Friday, January 20, 2012

As Energy Mix Changes, Dependency on Oil Will Decrease

Oil is expected to be the slowest-growing fuel in terms of demand over the next 20 years as biofuels and other renewable energy sources take a larger role in meeting the world's additional energy needs, BP said Wednesday.

...Renewables on their own contribute more to world energy growth than oil, BP said, with the largest single fuel contribution coming from gas, which will meet about at third of the projected growth in global energy demand....Shale gas and coal bed methane will account for almost two thirds of US production by 2030 as the country looks at potential LNG exports. _Platts
BP Energy Outlook 2030

The North American shale oil bonanza will not only feed into the global LNG market, but also into the gas to liquids (GTL) market.
With North American natural gas reserves climbing to more than a century of production, developers are considering the once unthinkable alternative of converting North American natural gas to petroleum fuels and chemicals through Fischer-Tropsch synthesis. Several projects are proposed to use gas from conventional and unconventional production. From the North Slope of Alaska to the marshes of Louisiana, developers are evaluating full-scale GTL. This meeting will review the projects as well as the dynamics behind this shift. _Zeus Houston 7 March 2012
And besides GTL and LNG, other markets will grow to utilise the unconventional gas windfall. Markets for ethylene, other high value chemicals, plastics, and more, exceed $400 billion a year in the US alone. When the price spread for natural gas is so favourable, one cannot expect big chemical companies to ignore potential savings.

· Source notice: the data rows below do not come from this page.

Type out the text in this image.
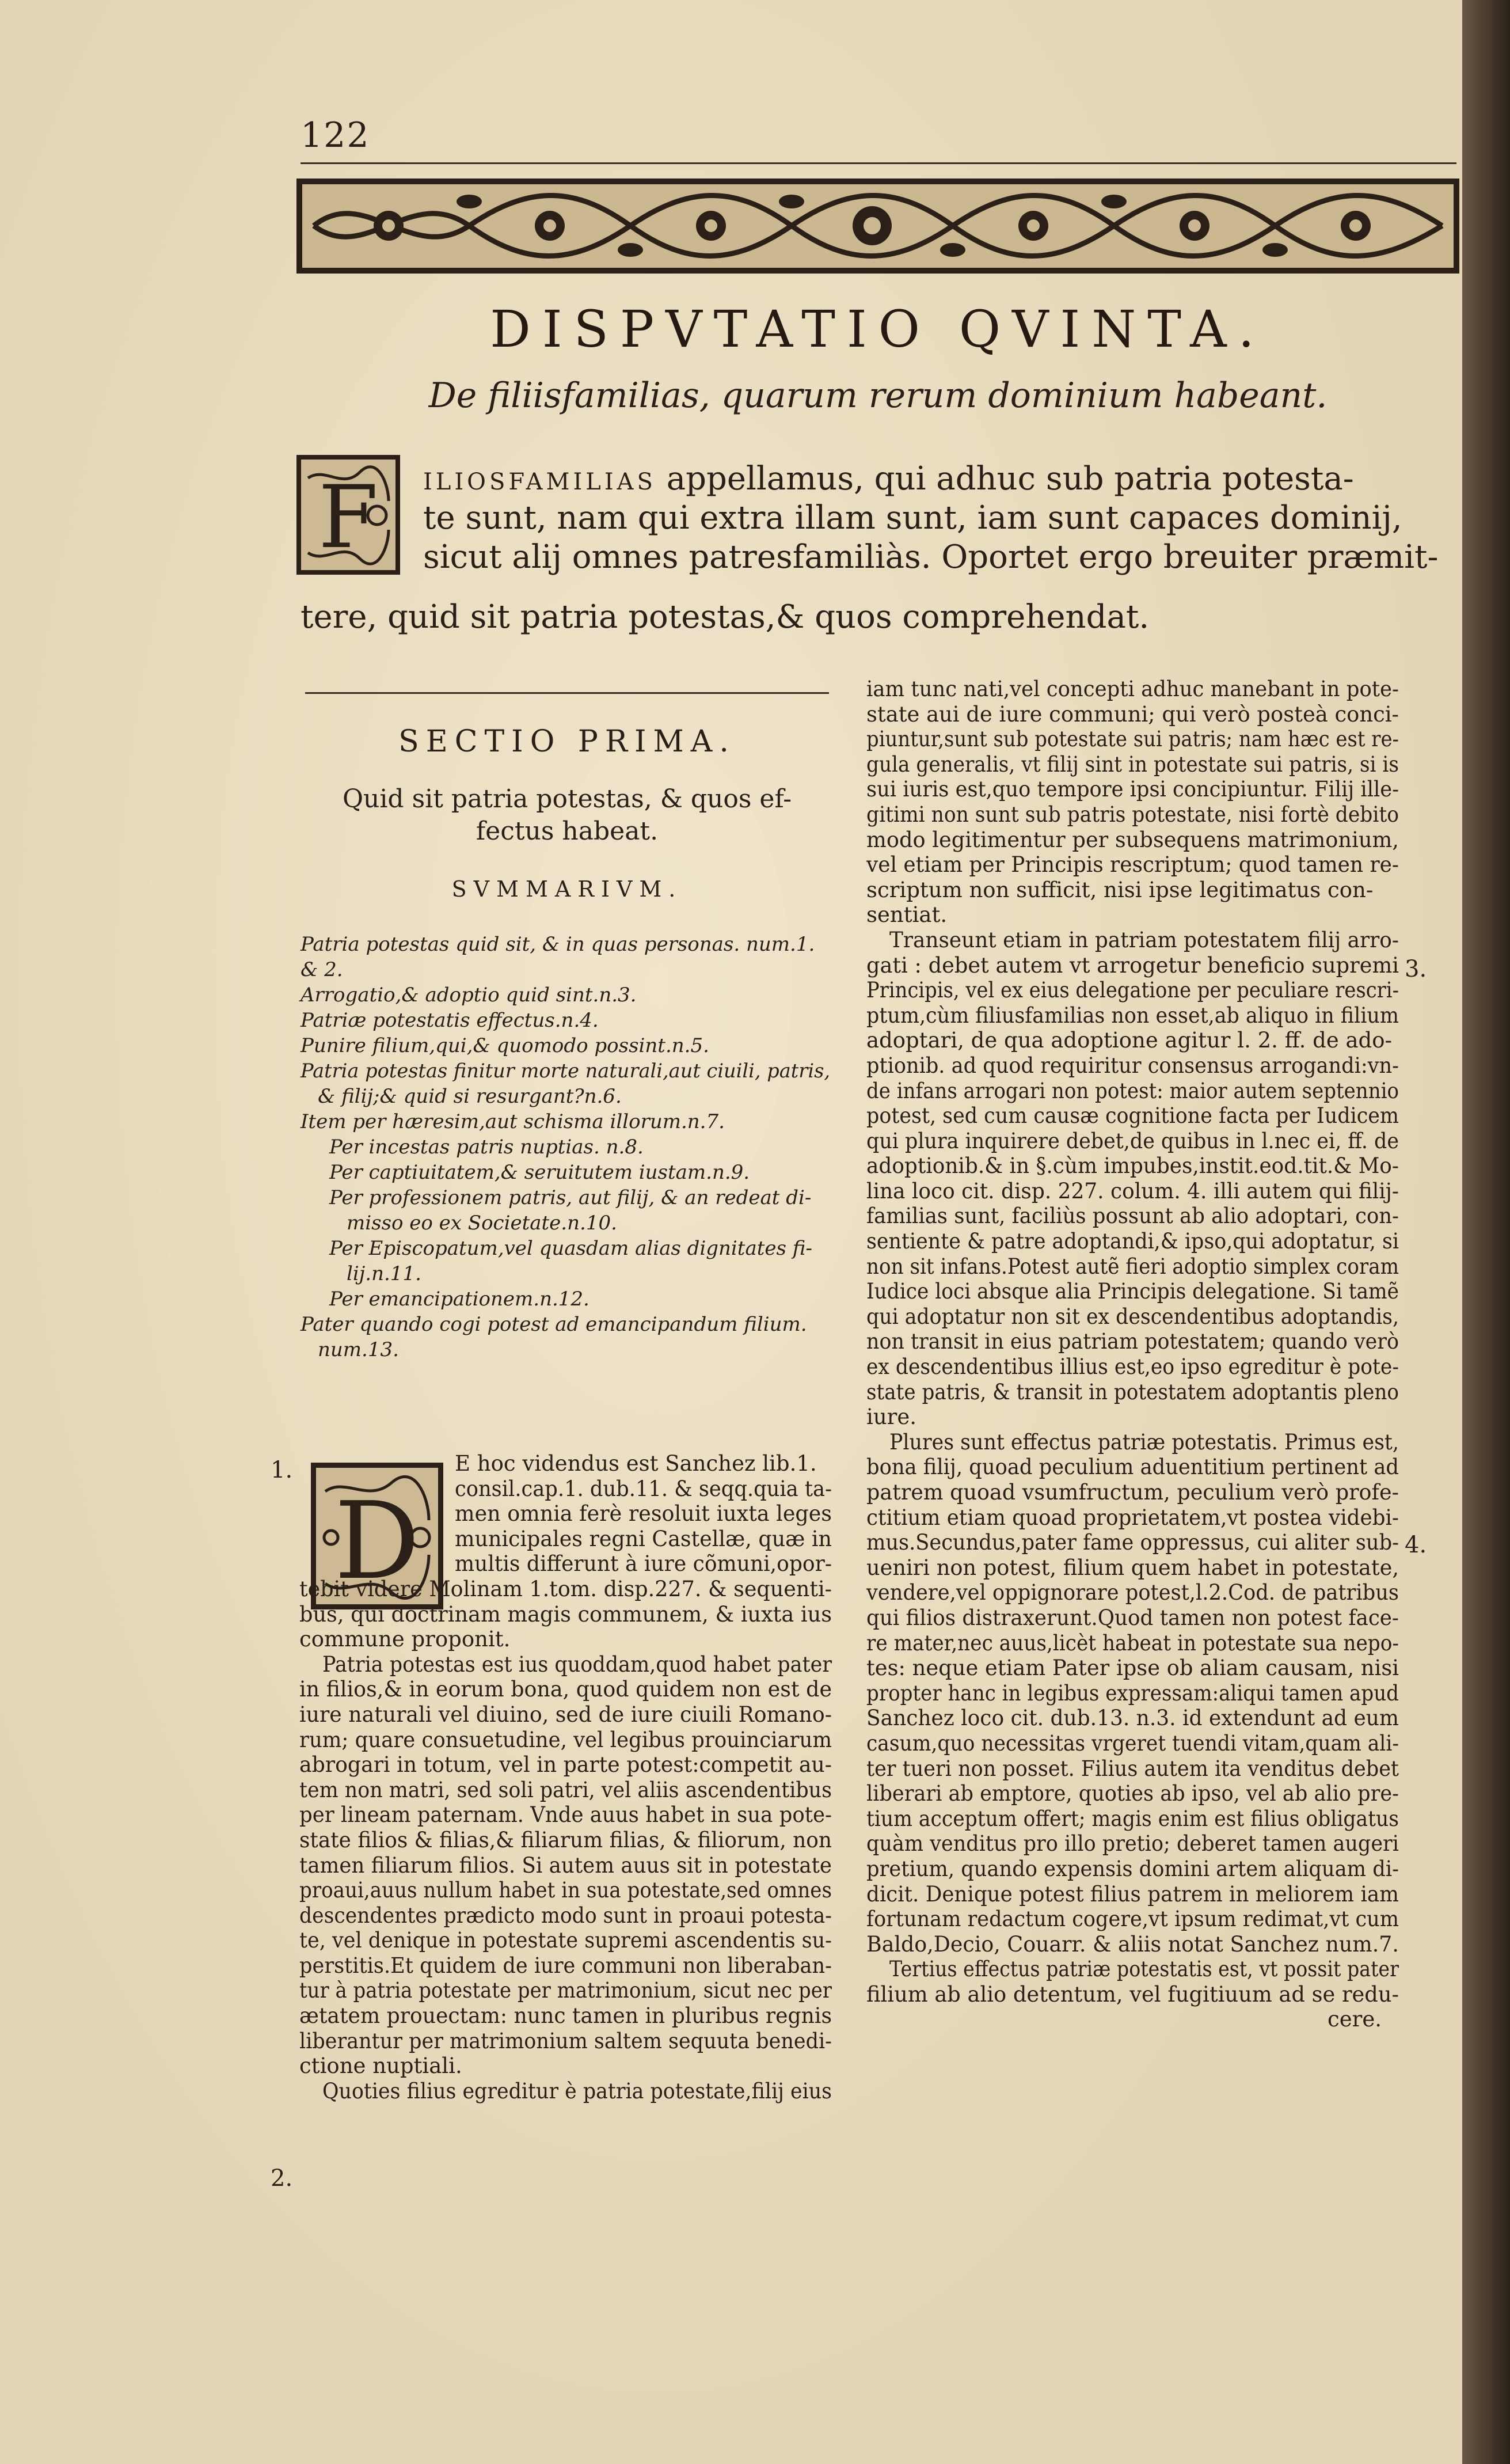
122
DISPVTATIO QVINTA.
De filiisfamilias, quarum rerum dominium habeant.
F ILIOSFAMILIAS appellamus, qui adhuc sub patria potesta-
te sunt, nam qui extra illam sunt, iam sunt capaces dominij,
sicut alij omnes patresfamiliàs. Oportet ergo breuiter præmit-
tere, quid sit patria potestas,& quos comprehendat.
SECTIO PRIMA.
Quid sit patria potestas, & quos ef-
fectus habeat.
SVMMARIVM.
Patria potestas quid sit, & in quas personas. num.1.
& 2.
Arrogatio,& adoptio quid sint.n.3.
Patriæ potestatis effectus.n.4.
Punire filium,qui,& quomodo possint.n.5.
Patria potestas finitur morte naturali,aut ciuili, patris,
& filij;& quid si resurgant?n.6.
Item per hæresim,aut schisma illorum.n.7.
Per incestas patris nuptias. n.8.
Per captiuitatem,& seruitutem iustam.n.9.
Per professionem patris, aut filij, & an redeat di-
misso eo ex Societate.n.10.
Per Episcopatum,vel quasdam alias dignitates fi-
lij.n.11.
Per emancipationem.n.12.
Pater quando cogi potest ad emancipandum filium.
num.13.
1.
2.
3.
4.
D
E hoc videndus est Sanchez lib.1.
consil.cap.1. dub.11. & seqq.quia ta-
men omnia ferè resoluit iuxta leges
municipales regni Castellæ, quæ in
multis differunt à iure cõmuni,opor-
tebit videre Molinam 1.tom. disp.227. & sequenti-
bus, qui doctrinam magis communem, & iuxta ius
commune proponit.
Patria potestas est ius quoddam,quod habet pater
in filios,& in eorum bona, quod quidem non est de
iure naturali vel diuino, sed de iure ciuili Romano-
rum; quare consuetudine, vel legibus prouinciarum
abrogari in totum, vel in parte potest:competit au-
tem non matri, sed soli patri, vel aliis ascendentibus
per lineam paternam. Vnde auus habet in sua pote-
state filios & filias,& filiarum filias, & filiorum, non
tamen filiarum filios. Si autem auus sit in potestate
proaui,auus nullum habet in sua potestate,sed omnes
descendentes prædicto modo sunt in proaui potesta-
te, vel denique in potestate supremi ascendentis su-
perstitis.Et quidem de iure communi non liberaban-
tur à patria potestate per matrimonium, sicut nec per
ætatem prouectam: nunc tamen in pluribus regnis
liberantur per matrimonium saltem sequuta benedi-
ctione nuptiali.
Quoties filius egreditur è patria potestate,filij eius
iam tunc nati,vel concepti adhuc manebant in pote-
state aui de iure communi; qui verò posteà conci-
piuntur,sunt sub potestate sui patris; nam hæc est re-
gula generalis, vt filij sint in potestate sui patris, si is
sui iuris est,quo tempore ipsi concipiuntur. Filij ille-
gitimi non sunt sub patris potestate, nisi fortè debito
modo legitimentur per subsequens matrimonium,
vel etiam per Principis rescriptum; quod tamen re-
scriptum non sufficit, nisi ipse legitimatus con-
sentiat.
Transeunt etiam in patriam potestatem filij arro-
gati : debet autem vt arrogetur beneficio supremi
Principis, vel ex eius delegatione per peculiare rescri-
ptum,cùm filiusfamilias non esset,ab aliquo in filium
adoptari, de qua adoptione agitur l. 2. ff. de ado-
ptionib. ad quod requiritur consensus arrogandi:vn-
de infans arrogari non potest: maior autem septennio
potest, sed cum causæ cognitione facta per Iudicem
qui plura inquirere debet,de quibus in l.nec ei, ff. de
adoptionib.& in §.cùm impubes,instit.eod.tit.& Mo-
lina loco cit. disp. 227. colum. 4. illi autem qui filij-
familias sunt, faciliùs possunt ab alio adoptari, con-
sentiente & patre adoptandi,& ipso,qui adoptatur, si
non sit infans.Potest autẽ fieri adoptio simplex coram
Iudice loci absque alia Principis delegatione. Si tamẽ
qui adoptatur non sit ex descendentibus adoptandis,
non transit in eius patriam potestatem; quando verò
ex descendentibus illius est,eo ipso egreditur è pote-
state patris, & transit in potestatem adoptantis pleno
iure.
Plures sunt effectus patriæ potestatis. Primus est,
bona filij, quoad peculium aduentitium pertinent ad
patrem quoad vsumfructum, peculium verò profe-
ctitium etiam quoad proprietatem,vt postea videbi-
mus.Secundus,pater fame oppressus, cui aliter sub-
ueniri non potest, filium quem habet in potestate,
vendere,vel oppignorare potest,l.2.Cod. de patribus
qui filios distraxerunt.Quod tamen non potest face-
re mater,nec auus,licèt habeat in potestate sua nepo-
tes: neque etiam Pater ipse ob aliam causam, nisi
propter hanc in legibus expressam:aliqui tamen apud
Sanchez loco cit. dub.13. n.3. id extendunt ad eum
casum,quo necessitas vrgeret tuendi vitam,quam ali-
ter tueri non posset. Filius autem ita venditus debet
liberari ab emptore, quoties ab ipso, vel ab alio pre-
tium acceptum offert; magis enim est filius obligatus
quàm venditus pro illo pretio; deberet tamen augeri
pretium, quando expensis domini artem aliquam di-
dicit. Denique potest filius patrem in meliorem iam
fortunam redactum cogere,vt ipsum redimat,vt cum
Baldo,Decio, Couarr. & aliis notat Sanchez num.7.
Tertius effectus patriæ potestatis est, vt possit pater
filium ab alio detentum, vel fugitiuum ad se redu-
cere.
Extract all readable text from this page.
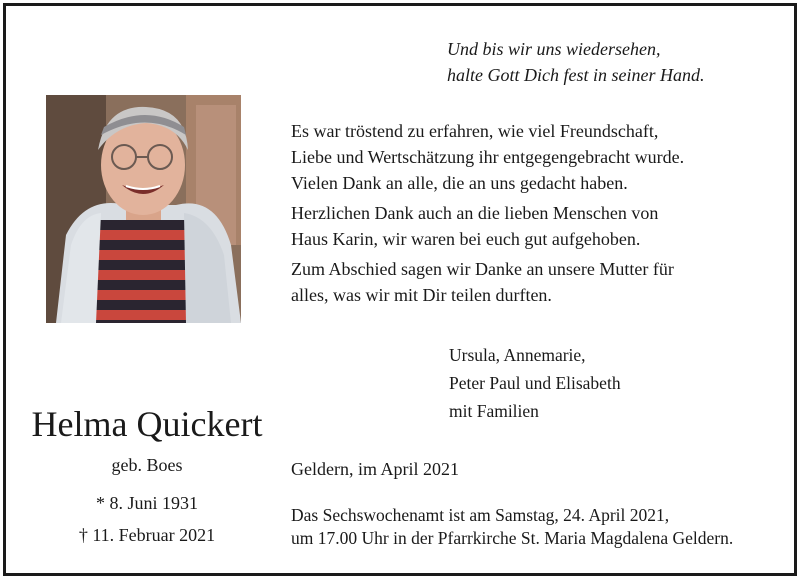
Und bis wir uns wiedersehen,
halte Gott Dich fest in seiner Hand.
Es war tröstend zu erfahren, wie viel Freundschaft,
Liebe und Wertschätzung ihr entgegengebracht wurde.
Vielen Dank an alle, die an uns gedacht haben.
Herzlichen Dank auch an die lieben Menschen von
Haus Karin, wir waren bei euch gut aufgehoben.
Zum Abschied sagen wir Danke an unsere Mutter für
alles, was wir mit Dir teilen durften.
Ursula, Annemarie,
Peter Paul und Elisabeth
mit Familien
Helma Quickert
geb. Boes
* 8. Juni 1931
† 11. Februar 2021
Geldern, im April 2021
Das Sechswochenamt ist am Samstag, 24. April 2021,
um 17.00 Uhr in der Pfarrkirche St. Maria Magdalena Geldern.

All of the estimates displayed above tend to significantly underestimate GTL, and probably CTL as well. Whether biomass to liquids technologies shoot upward as quickly as they could do, depends upon the economics of competing feedstocks such as methane. If breakthrough technologies are developed for harvesting methane hydrates, advanced biofuels to liquids may well either be delayed, or will be combined with both CTL and GTL in a variety of combinations -- depending upon the end product desired.

As the greedy oil dictatorships of the world (Russia, Iran, Venezuela, etc) see more substitution liquid fuels coming on to the market in greater volumes and with greater rapidity, they will discover a sudden need to reinvest in oil & gas field technologies AND the need to begin "playing nice" with international investors.